Mostly, but with some limitations. Both MPEG and WMV/ASF are lossy formats without subtitle or chapter support in this conversion, so neither feature is lost in a meaningful way. However, WMV/ASF does support multiple audio tracks while standard MPEG program streams typically carry only one, so the output could theoretically accommodate additional tracks if added. Metadata embedded in the MPEG stream (such as program information from broadcast recordings) is generally not preserved in the WMV output.
No — msmpeg4 (specifically the v3 variant used here, sometimes called 'MS-MPEG4 v3') is a proprietary Microsoft codec developed before the MPEG-4 Part 2 standard was finalized. It is incompatible with standard MPEG-4 ASP (used in DivX/Xvid) and unrelated to H.264/AVC. It was designed specifically for Windows Media Player and ASF containers, which is why it is the correct codec choice for genuine WMV output, but it offers significantly lower compression efficiency than modern codecs.

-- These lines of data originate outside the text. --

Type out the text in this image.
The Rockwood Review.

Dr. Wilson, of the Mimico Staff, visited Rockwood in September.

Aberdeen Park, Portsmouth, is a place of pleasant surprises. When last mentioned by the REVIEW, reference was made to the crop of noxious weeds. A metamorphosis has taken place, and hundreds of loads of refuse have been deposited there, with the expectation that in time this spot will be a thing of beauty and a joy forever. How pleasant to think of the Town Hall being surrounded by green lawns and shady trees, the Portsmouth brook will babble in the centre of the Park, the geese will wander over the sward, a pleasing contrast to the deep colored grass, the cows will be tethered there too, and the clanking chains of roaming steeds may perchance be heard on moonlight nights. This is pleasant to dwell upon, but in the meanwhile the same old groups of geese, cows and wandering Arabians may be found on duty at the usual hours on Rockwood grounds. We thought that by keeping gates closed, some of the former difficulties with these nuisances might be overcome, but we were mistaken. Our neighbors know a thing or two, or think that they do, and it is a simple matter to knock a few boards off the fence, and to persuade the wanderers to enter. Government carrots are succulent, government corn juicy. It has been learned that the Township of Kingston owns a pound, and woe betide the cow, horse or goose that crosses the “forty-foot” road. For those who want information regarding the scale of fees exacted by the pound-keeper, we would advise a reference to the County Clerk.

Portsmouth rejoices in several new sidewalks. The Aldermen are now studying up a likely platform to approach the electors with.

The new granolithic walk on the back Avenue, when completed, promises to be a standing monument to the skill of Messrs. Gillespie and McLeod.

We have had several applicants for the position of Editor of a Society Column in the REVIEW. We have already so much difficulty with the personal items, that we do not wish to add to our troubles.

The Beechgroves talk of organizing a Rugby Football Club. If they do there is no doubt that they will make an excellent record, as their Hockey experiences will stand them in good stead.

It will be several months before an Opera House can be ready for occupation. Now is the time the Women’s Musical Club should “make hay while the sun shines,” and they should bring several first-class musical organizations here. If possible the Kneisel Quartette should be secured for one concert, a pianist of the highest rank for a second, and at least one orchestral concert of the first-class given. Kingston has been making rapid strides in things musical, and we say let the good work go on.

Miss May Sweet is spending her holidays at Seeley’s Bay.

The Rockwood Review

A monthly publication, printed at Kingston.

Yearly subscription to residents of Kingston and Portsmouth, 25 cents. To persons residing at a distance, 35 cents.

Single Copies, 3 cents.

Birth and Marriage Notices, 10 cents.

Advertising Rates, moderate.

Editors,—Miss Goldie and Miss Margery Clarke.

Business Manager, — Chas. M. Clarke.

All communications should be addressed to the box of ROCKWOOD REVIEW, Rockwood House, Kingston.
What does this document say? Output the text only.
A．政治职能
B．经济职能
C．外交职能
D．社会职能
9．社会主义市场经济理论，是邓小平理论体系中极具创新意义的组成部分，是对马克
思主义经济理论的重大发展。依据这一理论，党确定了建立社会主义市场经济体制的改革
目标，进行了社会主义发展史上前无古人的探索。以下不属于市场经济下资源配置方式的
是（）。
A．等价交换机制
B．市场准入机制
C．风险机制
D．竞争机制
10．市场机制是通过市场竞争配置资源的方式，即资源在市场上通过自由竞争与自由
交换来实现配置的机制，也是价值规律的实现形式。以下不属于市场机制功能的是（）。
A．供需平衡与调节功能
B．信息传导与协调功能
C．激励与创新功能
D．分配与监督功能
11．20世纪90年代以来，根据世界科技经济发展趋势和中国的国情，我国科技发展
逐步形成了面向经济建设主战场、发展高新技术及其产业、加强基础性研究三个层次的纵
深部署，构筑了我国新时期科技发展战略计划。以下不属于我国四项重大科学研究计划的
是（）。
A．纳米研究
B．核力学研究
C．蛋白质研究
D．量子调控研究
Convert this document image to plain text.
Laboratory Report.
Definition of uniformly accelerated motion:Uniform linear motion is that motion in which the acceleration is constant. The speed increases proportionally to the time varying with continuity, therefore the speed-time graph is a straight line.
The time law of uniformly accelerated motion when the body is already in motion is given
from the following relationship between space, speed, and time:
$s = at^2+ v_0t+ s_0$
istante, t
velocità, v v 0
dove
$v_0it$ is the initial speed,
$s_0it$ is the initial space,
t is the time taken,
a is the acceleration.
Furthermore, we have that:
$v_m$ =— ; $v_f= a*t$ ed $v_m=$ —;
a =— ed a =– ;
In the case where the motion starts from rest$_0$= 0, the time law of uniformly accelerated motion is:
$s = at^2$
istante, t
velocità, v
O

Yes, with a simple shell loop. On Linux or macOS, run: 'for f in *.mpeg; do ffmpeg -i "$f" -c:v msmpeg4 -c:a wmav2 -b:v 2000k -b:a 128k -f asf "${f%.mpeg}.wmv"; done'. On Windows Command Prompt, use: 'for %f in (*.mpeg) do ffmpeg -i "%f" -c:v msmpeg4 -c:a wmav2 -b:v 2000k -b:a 128k -f asf "%~nf.wmv"'. This processes every MPEG file in the current directory and saves a corresponding WMV file with the same base name.
Technical Notes
The msmpeg4 codec (v3) written into an ASF container is what Windows historically identifies as 'WMV' in the classic sense — distinct from the later VC-1-based WMV HD format. FFmpeg's msmpeg4 encoder uses constant bitrate mode controlled by '-b:v', so unlike the MPEG source (which used the quantizer-based '-q:v' parameter), output file size is more predictable but quality can vary across complex scenes. The WMA v2 audio codec (wmav2) is a reasonable match for the MP2 audio typical of MPEG-2 sources; at 128k it delivers acceptable stereo quality, though MP2 at 192k (the MPEG default) actually has a slight edge in perceived quality for music content, so users with high-fidelity audio in their source may want to raise '-b:a' to 192k or 256k. Neither subtitles nor chapters are carried by either format in this pipeline, so no stream data is silently dropped. One known limitation: the msmpeg4 codec caps out at standard-definition resolutions in practice — attempting to encode 1080p MPEG-2 footage to WMV with msmpeg4 may produce errors or degraded output, and such high-resolution sources are better served by a modern codec like H.264.